Beşeriyyet ta evvelinden kalbnide korku olanlara ve kalbinde korku olmayanlara bölünmüştür. Semavi Kitab indirildiği zaman kalblerinde korku olanlar ona iman getirmişler. Korkuları olmayanlar ise o Kitablardakıları masal hisap ederek firavan yaşamakta devam etmişler. Neden verilmiş ki o firavanlık onlara? Semavi Kitabdakıları boş, manasız masallar hisap ettiklerine, korkusuz yaşadıklarına mükafaat olarak mı? Korkanlar için miskin, rezil hayat, korkmayanlar için bahtiyarlık! Ama aksine olmalı değil mi? Veya korkmayanlar için de bir Kitab indirilmeli değil mi?
Nice ki birisi güzel demiş: bir zaman gelecek ki, uykuda olanlar için de tarih yazılacak, çünki bütün tarih uyaklar için yazılmıştır.
Ama hayır. Korkmayanlara Kitab indirilemez. Çünki imana gelmiş olurlarsa cehennemler doldurulamaz. Hem de onlara nice Kitab gönderilmiş olsa da hiçbir hayırı olmaz. “ Muhakkak o kimseler ki kafir olmuşlardır, onları korkutsan da korkutmasan da onlar için müsavidir, onlar imana gelmezler.” ( Sure 2, aye 6).
Çünki korku yok canlarında, korku. Hipnozçunun tesirine de her adam düşmez. Tesir altına düşmeyen adama hipnozçu ne yaparsa da onu hipnoz uykusuna salamaz. Nice ki demir tozunu, şeker tozunu, bakır tozunu, tuzu iyice karıştırıp mıknatısı ne kadar yaklaştırsanız da o karışık içinden yalnızca demir tozunu kendisine çekecek. Çünki diğer tozlardan yalnızca demirde mıknatısa yaklaşmak “hevesi” var ilahiden... Veya canında dua-cadı korkusu olan gider falçının yanına. Falçı da onu tam tesiri altına alar. Kendi ayağıyla kurtun yanına giden kuzuyu kurt yemesin de ne yapsın?
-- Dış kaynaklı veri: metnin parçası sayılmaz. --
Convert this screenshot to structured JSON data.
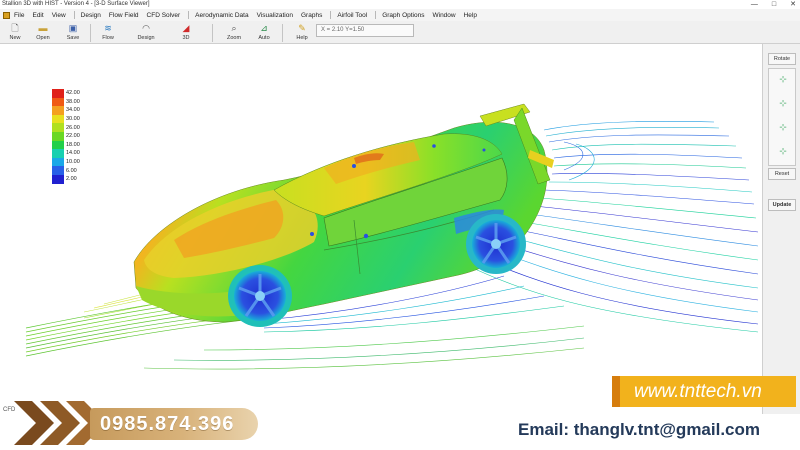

Kurt acıkmıştır, yemek lazım ona, kuzu da gelmiş ki ye beni. Yemesin mi?
Bakınız aye ne diyor? “Kuranı sana indirmedik ki, meşakkate düşesin. Ancak korkar kimselere bir öğüt --- olmak üzere indirdik ---.” (Sure 20, ayeler 2-3).
Korkar kimselere indirilmiştir yani. Yalnızca canında korku olan kimselere. Başkaları için değil demek ki.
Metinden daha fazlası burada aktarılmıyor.